Different uses of Bonds

 Bonds as a mode of financing

 

When a company needs to expand its business, there are three ways to fund the expansion

1) Debt

2) Equity

3) Retained profits also known as Internal accruals .

 

Similarly Govt expenditures can be funded primarily in 3 ways.

1)Debt

2) Tax

3) Expanding monetary base (loosely printing money, you should have heard in business channels. Not applicable for countries like Greece. Why?)

 

For both corporates and Govt bond act as an important debt instrument for financing.

 

Bond as a collateral

 

Bonds with good credit rating can be used as collateral to borrow money in Repos. Repos and reverse repos are short term money market instrument .Central banks use Repos and Reverse repos in the financial market to keep the short term interest rates within its target range. Govt bonds is one of the important collaterals for such transactions. For example , if a bank has 100 million dollar Govt bonds , they can pledge bonds and can borrow  upto 99 million dollar at the repo rate from Fed if the haircut is 1%.

 

Bond Yields as Macro Indicator

 

While the short term interest rates are under the control of central banks, long term interest rates are market determined, though short term rates has an impact on it. Often 10 year bond yields (rate of returns ) can serve as an indicator for the state of the economy.

 In India, a softening 10 Y Govt bond yields could signal lower inflation expectation and lower interest rates which is a benign sign for Indian macro. (In 2015)

 On the contrary, a Strong dollar and softening of US 10Y yields signal that  investors sense risk in other markets and invest heavily in US Govt bonds, which is not a good sign for global macro.(During 2015)

 5Y movements of Greece 10 Y bond indicates the yield spikes whenever the fear and the possibility of the default risk increased in the market.(During 2015)

 

Spread and Exchange rate Expectation

 Interest rate or yield difference is normally called as spread. Consider 2 strong economies US and Germany whose risk of default is quite minimum. If their Govt bonds offer different yields, it can give an arbitrage opportunity to an investor in the form of carry trade, if exchange rate is not changed .People in Germany can invest in US bonds and get higher returns rather than investing in pricey German bunds. But investors still invest in Germany as the investors expect , the US dollar to depreciate at the spread rate over a 10 Y period.
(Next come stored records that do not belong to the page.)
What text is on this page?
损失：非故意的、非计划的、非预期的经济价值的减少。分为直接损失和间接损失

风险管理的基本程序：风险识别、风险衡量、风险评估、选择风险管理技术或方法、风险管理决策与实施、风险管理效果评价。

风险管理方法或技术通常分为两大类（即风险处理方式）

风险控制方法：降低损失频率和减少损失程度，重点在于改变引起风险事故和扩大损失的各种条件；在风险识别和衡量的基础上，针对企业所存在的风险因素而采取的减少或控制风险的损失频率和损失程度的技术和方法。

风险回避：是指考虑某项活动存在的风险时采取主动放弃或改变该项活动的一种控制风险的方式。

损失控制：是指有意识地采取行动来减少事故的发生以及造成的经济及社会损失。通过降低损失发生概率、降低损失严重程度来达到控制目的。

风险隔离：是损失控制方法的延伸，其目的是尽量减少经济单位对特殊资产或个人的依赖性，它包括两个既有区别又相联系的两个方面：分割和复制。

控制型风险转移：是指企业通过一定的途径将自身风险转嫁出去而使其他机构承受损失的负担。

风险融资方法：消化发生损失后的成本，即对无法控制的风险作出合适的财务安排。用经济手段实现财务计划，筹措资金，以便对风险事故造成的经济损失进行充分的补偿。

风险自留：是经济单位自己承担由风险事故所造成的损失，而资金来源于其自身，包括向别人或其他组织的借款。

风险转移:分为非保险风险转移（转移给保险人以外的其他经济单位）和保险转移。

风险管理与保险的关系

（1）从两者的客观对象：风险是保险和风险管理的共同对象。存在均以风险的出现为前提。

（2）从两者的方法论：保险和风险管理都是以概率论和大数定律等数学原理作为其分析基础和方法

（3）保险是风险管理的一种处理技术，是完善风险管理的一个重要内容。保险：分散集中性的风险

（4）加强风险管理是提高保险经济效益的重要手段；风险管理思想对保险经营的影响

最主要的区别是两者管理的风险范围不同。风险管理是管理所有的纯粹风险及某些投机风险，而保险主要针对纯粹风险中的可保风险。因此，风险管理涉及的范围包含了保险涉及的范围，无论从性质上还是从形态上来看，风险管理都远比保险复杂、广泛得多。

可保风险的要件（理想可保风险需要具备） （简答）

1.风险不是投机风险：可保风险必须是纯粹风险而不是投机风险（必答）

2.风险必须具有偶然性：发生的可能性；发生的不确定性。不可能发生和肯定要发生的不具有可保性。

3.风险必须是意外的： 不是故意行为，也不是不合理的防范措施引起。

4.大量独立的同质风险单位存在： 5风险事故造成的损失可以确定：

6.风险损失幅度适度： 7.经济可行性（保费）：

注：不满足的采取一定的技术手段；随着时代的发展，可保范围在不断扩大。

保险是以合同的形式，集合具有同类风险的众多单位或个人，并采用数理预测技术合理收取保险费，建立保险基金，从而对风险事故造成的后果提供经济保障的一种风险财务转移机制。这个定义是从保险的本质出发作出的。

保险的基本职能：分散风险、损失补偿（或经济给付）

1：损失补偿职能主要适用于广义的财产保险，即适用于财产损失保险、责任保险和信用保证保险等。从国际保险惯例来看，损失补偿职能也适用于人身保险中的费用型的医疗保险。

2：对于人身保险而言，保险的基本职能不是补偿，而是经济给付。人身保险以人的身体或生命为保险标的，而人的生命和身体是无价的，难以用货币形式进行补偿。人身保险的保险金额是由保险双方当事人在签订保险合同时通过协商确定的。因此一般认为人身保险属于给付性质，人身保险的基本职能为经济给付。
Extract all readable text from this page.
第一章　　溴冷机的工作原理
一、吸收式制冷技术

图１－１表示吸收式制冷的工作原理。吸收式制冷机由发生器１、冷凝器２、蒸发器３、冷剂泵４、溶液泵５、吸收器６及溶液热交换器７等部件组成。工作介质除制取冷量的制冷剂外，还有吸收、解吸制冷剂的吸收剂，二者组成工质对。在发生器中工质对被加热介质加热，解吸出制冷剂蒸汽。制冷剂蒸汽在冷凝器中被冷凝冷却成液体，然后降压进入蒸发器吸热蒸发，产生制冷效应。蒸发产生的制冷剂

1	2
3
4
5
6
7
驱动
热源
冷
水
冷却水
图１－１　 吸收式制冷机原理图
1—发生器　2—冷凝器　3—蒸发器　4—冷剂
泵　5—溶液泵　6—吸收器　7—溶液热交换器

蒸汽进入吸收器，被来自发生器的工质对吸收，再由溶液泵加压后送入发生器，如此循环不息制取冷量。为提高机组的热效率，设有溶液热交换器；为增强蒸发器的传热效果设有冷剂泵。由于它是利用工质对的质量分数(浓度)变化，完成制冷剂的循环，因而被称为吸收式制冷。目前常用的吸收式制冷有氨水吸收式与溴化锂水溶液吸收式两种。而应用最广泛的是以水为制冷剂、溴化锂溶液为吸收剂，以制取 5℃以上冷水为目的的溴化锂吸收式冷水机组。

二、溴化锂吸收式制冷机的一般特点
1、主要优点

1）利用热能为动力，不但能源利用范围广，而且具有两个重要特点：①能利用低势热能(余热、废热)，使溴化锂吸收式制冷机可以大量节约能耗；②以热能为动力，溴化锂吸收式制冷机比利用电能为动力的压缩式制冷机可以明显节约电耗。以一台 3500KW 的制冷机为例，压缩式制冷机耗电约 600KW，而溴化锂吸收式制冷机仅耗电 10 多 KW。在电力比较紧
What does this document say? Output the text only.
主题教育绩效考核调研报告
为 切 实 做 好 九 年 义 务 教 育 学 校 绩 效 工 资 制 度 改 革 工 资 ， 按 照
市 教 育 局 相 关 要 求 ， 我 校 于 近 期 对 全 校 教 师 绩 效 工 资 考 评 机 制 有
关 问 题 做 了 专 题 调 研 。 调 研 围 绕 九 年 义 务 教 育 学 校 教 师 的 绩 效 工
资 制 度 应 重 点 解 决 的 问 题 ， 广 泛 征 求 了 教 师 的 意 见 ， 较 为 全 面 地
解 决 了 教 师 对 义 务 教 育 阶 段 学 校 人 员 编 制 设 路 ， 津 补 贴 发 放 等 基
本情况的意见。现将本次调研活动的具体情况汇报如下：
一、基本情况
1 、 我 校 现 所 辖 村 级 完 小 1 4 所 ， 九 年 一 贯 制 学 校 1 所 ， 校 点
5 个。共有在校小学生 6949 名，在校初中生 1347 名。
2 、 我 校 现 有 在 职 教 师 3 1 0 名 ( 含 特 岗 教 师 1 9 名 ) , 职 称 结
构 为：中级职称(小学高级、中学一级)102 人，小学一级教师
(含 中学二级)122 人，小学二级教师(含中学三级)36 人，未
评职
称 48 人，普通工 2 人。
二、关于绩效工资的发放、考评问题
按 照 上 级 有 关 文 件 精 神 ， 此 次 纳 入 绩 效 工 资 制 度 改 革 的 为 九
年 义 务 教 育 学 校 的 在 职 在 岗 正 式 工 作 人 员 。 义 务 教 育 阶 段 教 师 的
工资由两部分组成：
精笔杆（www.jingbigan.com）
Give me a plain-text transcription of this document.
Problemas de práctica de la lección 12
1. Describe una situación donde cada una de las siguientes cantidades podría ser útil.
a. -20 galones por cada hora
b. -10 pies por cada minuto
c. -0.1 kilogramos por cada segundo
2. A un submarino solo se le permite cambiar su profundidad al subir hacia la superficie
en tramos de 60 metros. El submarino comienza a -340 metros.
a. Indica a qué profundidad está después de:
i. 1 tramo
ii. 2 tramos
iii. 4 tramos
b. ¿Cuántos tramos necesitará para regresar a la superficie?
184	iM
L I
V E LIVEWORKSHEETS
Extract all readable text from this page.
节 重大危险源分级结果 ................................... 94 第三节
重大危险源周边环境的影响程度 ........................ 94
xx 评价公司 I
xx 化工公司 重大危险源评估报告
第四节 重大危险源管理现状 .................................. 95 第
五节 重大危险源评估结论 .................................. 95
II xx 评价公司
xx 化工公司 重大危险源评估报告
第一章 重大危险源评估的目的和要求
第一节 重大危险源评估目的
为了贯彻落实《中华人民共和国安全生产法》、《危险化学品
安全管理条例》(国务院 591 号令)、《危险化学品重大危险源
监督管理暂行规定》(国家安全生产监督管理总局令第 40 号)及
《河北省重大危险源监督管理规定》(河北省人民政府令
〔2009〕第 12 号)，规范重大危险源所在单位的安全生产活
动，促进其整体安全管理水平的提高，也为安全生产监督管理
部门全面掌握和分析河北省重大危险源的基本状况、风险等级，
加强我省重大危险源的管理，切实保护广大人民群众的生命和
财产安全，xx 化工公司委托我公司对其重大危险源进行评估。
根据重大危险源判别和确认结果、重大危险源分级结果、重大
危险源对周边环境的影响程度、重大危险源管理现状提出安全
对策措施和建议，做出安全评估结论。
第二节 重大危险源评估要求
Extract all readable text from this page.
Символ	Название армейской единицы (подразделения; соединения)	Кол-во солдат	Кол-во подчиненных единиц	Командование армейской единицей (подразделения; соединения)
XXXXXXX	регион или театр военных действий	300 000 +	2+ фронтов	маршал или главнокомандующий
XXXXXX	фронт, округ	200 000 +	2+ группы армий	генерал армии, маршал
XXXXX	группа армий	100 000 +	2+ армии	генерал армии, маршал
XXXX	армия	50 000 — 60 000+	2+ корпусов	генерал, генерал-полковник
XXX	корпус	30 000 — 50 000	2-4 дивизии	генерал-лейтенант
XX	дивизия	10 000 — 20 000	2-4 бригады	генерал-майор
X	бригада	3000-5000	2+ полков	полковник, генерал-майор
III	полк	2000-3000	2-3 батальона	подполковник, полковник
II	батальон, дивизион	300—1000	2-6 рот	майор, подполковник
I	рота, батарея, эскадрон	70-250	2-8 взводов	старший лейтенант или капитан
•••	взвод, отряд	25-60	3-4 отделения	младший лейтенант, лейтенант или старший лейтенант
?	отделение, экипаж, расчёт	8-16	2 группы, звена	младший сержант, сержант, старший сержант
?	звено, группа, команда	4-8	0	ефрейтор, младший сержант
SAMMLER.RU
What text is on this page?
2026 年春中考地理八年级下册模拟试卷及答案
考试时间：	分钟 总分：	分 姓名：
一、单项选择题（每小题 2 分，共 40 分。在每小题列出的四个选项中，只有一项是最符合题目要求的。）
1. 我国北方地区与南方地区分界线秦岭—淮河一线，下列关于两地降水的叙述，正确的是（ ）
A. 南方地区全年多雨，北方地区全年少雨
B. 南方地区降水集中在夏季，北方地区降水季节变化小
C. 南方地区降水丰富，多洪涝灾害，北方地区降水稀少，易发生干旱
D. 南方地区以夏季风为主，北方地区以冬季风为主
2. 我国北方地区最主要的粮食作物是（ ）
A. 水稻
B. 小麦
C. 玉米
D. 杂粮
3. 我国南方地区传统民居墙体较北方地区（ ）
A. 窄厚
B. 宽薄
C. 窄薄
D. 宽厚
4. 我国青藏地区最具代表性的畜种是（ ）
The yield differentials is a measure of exchange rate expectation in the market.

 Bond as investment option

 Fixed rate bonds give you fixed income at specified intervals in terms of coupon (interest). But the price of the bonds can vary according to market conditions hence you can make capital gains or lose. Bonds are also risky instruments, though bond market is less volatile than stock market. In bonds ,in downward interest rate cycle, you make capital gains and in the upward interest cycle you make capital loss.